Alors, que s’est-il passé la semaine dernière pour faire grimper les rendements, en particulier à plus long terme ? La réponse a été la publication mercredi du procès-verbal de la réunion de mars de la Fed. Ils étaient beaucoup plus bellicistes que les marchés ne l’avaient prévu. Et, à la surprise des marchés, il y avait eu une discussion détaillée de la prochaine réduction du bilan gonflé de la Fed (Quantitative Tightening (QT)) à la fois en termes de niveaux et de calendrier. Le président Powell, lors de la conférence de presse qui a suivi cette réunion de mars, sans le dire explicitement, avait laissé croire aux marchés qu’une telle discussion n’avait pas encore eu lieu.

Dans le blog de la semaine dernière, nous avons discuté des implications de QT à un niveau de 1 000 milliards de dollars/an (83 milliards de dollars/mois selon les estimations de Michael Lebowitz) qui, selon nous, pourraient facilement entraîner des problèmes de liquidité pour les marchés financiers.
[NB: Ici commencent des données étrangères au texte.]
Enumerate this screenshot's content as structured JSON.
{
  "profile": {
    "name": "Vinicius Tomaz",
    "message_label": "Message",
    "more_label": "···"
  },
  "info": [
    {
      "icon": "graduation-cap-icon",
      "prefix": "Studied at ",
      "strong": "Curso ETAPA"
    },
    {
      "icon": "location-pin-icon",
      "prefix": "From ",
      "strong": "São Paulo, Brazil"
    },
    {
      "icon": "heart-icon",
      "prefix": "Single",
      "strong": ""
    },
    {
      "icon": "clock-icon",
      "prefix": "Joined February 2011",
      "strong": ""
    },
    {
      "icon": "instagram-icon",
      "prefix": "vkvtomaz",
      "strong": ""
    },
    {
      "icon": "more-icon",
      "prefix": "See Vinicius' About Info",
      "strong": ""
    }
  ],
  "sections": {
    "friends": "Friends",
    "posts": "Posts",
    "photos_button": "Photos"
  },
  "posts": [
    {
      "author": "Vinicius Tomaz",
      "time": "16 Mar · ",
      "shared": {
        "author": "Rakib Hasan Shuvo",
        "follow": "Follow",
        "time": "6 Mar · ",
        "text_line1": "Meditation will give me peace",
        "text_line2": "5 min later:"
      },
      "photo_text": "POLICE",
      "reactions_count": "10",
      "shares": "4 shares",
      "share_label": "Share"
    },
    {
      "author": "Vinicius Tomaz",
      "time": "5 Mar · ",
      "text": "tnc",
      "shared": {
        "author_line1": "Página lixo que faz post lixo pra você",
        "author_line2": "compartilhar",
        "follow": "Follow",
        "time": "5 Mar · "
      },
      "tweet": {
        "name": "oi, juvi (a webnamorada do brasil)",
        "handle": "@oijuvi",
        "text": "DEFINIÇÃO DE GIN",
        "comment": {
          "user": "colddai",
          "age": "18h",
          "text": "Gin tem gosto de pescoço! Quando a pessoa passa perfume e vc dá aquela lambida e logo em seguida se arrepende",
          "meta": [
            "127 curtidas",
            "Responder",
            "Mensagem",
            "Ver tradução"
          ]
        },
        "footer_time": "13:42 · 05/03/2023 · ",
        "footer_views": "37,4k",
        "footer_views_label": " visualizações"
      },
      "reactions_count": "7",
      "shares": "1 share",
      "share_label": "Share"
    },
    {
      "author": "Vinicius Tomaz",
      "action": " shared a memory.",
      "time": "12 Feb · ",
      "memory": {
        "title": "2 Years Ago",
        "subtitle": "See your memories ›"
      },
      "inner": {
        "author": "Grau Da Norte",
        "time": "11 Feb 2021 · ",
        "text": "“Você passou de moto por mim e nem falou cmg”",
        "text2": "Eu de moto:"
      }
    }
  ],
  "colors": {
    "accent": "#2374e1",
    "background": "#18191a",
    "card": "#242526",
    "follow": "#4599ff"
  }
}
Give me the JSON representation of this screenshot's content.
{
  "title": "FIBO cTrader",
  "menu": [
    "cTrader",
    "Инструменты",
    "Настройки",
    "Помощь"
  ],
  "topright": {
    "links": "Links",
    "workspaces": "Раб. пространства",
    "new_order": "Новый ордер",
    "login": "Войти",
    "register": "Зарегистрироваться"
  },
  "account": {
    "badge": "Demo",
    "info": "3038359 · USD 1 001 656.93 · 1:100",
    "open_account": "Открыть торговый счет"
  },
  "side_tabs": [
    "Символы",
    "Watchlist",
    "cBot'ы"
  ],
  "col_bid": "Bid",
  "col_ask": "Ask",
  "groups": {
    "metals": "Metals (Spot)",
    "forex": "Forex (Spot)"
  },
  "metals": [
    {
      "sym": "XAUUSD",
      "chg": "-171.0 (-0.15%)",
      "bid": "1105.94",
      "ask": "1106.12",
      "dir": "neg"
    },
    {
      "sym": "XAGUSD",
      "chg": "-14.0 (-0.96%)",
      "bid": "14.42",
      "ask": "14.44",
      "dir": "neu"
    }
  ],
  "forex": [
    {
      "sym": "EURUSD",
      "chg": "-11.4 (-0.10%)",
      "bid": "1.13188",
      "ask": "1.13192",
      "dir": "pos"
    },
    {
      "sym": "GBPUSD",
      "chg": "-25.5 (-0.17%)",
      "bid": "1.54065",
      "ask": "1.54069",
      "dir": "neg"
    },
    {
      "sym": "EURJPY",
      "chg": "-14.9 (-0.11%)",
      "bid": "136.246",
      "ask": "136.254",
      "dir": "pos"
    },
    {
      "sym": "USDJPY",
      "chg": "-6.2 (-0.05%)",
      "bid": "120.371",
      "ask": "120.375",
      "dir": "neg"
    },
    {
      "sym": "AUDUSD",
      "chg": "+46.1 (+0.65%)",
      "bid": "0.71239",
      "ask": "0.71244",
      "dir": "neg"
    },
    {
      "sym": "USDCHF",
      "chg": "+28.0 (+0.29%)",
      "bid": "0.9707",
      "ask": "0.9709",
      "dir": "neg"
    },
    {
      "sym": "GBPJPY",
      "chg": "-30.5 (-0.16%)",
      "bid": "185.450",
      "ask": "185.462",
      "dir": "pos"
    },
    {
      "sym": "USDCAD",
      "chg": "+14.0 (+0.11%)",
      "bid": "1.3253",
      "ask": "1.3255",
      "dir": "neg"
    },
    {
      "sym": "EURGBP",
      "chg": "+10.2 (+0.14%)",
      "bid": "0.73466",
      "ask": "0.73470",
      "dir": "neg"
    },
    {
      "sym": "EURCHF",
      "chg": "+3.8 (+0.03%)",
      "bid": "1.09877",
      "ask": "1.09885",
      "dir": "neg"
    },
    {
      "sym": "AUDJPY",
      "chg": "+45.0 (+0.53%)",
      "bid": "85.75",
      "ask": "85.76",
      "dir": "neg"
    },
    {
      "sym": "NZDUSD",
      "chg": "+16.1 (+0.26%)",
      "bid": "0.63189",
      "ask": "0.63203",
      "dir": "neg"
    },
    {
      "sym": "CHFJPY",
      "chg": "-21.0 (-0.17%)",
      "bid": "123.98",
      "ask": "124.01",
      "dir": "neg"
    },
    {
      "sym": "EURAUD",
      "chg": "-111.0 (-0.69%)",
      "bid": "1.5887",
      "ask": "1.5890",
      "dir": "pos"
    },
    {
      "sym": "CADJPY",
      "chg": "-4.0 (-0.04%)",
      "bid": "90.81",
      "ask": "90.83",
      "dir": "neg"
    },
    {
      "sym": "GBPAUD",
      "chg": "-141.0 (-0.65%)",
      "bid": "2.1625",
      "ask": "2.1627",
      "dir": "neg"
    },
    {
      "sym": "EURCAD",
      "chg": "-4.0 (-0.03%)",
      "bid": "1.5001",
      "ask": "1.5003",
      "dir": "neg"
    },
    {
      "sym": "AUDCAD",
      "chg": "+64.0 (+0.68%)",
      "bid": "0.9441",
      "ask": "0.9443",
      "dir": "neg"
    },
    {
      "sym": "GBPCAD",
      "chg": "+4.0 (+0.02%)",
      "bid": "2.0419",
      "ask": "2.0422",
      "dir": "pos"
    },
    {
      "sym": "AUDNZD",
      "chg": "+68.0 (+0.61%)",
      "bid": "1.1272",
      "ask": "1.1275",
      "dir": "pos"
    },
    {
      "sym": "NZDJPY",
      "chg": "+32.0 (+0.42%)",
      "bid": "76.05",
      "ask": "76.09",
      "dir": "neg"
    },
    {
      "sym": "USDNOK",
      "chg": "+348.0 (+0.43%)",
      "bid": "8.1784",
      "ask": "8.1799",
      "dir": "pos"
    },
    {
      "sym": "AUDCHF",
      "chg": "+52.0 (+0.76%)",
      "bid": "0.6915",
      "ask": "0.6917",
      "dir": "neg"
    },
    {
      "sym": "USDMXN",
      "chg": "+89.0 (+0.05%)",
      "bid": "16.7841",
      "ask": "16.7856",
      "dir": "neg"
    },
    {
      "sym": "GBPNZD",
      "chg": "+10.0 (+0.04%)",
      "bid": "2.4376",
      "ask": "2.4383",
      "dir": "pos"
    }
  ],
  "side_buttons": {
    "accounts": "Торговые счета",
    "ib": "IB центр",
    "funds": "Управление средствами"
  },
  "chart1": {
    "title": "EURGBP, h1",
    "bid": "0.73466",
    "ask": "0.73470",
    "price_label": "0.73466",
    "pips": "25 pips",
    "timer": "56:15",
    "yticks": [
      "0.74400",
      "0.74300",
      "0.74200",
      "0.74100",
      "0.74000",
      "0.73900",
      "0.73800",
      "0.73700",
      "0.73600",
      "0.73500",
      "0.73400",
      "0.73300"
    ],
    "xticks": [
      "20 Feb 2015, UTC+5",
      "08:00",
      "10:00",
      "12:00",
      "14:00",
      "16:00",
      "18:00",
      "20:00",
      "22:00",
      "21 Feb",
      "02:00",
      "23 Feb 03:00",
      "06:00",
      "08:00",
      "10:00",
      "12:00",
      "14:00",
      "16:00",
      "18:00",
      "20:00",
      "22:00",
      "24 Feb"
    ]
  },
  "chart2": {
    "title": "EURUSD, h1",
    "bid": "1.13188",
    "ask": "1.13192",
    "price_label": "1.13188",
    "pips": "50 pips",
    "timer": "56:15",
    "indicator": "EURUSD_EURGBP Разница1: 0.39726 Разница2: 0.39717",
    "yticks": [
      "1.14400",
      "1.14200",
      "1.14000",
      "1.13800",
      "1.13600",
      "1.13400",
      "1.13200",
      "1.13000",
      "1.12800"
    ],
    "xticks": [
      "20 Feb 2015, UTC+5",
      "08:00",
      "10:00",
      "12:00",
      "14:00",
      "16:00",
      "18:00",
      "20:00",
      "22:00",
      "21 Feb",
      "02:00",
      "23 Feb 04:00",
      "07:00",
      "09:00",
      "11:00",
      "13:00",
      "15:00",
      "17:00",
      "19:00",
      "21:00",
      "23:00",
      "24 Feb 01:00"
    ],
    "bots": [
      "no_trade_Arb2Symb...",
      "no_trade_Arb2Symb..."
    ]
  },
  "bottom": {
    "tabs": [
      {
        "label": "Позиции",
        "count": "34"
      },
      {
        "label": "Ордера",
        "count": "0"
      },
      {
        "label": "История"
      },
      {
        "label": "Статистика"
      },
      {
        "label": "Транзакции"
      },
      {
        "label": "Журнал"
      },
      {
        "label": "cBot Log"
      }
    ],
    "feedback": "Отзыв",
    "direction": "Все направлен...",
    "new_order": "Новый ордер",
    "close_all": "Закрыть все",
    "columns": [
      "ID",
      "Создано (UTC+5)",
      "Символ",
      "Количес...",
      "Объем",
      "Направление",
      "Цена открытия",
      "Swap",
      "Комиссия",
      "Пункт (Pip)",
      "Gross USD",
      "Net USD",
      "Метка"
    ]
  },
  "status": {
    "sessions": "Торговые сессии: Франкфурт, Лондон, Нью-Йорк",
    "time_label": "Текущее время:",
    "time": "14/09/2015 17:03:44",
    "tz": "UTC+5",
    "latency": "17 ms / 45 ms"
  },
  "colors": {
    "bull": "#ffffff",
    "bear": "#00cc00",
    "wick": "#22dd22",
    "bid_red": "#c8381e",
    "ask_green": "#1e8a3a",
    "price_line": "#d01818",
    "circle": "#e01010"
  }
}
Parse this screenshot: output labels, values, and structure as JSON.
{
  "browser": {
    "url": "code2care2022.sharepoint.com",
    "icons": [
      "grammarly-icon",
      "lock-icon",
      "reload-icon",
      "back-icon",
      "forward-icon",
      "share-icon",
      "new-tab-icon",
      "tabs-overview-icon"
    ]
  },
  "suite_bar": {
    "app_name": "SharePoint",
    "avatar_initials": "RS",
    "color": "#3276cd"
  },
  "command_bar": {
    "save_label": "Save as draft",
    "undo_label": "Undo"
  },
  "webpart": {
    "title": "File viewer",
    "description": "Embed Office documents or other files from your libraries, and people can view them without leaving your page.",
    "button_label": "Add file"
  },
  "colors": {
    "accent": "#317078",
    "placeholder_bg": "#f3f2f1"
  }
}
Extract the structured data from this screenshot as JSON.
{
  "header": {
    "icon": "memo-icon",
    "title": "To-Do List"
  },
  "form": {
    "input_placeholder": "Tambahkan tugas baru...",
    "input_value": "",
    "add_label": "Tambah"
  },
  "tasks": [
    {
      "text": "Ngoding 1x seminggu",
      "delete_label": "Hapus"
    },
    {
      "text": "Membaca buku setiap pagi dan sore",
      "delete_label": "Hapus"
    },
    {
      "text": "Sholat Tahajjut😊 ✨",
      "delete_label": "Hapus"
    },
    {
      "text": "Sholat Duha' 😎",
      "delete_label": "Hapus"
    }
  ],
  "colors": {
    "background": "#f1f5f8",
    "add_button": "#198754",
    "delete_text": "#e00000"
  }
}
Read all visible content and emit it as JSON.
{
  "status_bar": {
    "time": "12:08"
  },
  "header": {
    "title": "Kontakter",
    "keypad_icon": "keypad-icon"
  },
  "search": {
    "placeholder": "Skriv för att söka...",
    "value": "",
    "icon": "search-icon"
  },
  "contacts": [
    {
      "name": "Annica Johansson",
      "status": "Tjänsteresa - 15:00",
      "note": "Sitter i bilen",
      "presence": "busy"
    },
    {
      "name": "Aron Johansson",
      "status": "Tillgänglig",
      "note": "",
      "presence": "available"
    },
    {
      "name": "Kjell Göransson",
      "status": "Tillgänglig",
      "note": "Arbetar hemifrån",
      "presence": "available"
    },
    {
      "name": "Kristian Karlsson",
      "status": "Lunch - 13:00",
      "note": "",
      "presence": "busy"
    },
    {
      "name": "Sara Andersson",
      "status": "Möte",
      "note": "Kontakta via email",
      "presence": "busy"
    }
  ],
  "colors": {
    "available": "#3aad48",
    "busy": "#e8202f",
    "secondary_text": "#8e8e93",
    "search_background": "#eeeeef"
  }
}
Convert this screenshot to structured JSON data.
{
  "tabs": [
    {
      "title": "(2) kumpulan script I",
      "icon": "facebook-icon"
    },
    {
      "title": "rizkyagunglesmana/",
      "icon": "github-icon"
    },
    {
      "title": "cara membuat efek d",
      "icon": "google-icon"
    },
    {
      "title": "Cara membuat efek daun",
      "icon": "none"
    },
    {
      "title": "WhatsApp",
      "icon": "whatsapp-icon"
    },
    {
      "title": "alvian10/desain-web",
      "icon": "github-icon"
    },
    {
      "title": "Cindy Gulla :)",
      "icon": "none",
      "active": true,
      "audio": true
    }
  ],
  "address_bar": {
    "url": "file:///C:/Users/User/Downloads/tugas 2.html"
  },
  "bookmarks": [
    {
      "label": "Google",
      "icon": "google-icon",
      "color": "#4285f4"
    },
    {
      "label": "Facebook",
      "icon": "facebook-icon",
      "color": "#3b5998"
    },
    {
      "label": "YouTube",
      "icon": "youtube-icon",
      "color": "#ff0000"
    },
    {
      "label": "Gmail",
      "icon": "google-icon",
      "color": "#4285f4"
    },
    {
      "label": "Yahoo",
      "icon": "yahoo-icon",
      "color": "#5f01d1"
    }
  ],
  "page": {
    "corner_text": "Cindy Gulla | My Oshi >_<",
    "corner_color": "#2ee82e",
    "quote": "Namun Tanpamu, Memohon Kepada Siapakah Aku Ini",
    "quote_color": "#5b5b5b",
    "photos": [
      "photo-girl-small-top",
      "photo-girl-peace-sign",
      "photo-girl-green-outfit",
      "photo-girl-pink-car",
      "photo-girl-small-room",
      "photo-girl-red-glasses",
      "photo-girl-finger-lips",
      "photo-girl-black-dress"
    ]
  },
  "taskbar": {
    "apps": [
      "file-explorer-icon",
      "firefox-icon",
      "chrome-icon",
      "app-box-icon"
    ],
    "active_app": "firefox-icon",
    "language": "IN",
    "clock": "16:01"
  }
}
En fin de compte, les calculs de Lebowitz étaient plutôt faibles, car les minutes de la Fed ont révélé un consensus du FOMC pour QT à 95 milliards de dollars/mois (1,14 billion de dollars/an) pendant trois ans.

Ces minutes ont été publiées mercredi (6 avril) vers le milieu de la journée de négociation des marchés et, à ce moment-là, les marchés boursiers sont devenus violemment négatifs. C’est aussi à ce moment-là que les taux à long terme ont grimpé en flèche. Notez dans le tableau que le 10 ans. le rendement a rebondi de 31 points de base tandis que le 2 Yr. rose seulement neuf. Le graphique (QT de 1 000 milliards de dollars/an de Lebowitz) montre que presque tous les mois de 2022, les échéances du portefeuille de la Fed dépassent ce qui est nécessaire pour la liquidation envisagée de son bilan.

La Fed a également eu des discussions sur ce que devrait être la composition résultante de son bilan et il a été convenu qu’il devrait être composé exclusivement de papiers du Trésor. La pensée pour le run-off de 95 milliards de dollars par mois était de 60 milliards de dollars en bons du Trésor et de 35 milliards de dollars en titres adossés à des créances hypothécaires (MBS). La Fed pourrait alors laisser ses bons du Trésor mûrir (et réinvestir tout excédent de plus de 60 milliards de dollars sur le marché du Trésor), mais comme les MBS s’amortissent sur une longue période (c’est-à-dire qu’il s’agit d’hypothèques), la Fed devrait jusqu’à 35 milliards de dollars par mois sur le marché libre. Cela a conduit à la conclusion qu’une telle action exercerait une pression à la hausse sur les taux à long terme et les taux hypothécaires. Et cela semble être la raison pour laquelle les taux à long terme ont augmenté beaucoup plus rapidement que les taux à court terme.

La « vente » de la Fed

Les marchés boursiers ont été accrochés à la croyance que la Fed “a le dos” (c’est-à-dire, la Fed “Put”), et le tristement célèbre “Powell Pivot” en 2018 (la Fed est passée du mode de resserrement au mode d’assouplissement lorsque les marchés boursiers ont plongé) vous avez renforcé cette conviction.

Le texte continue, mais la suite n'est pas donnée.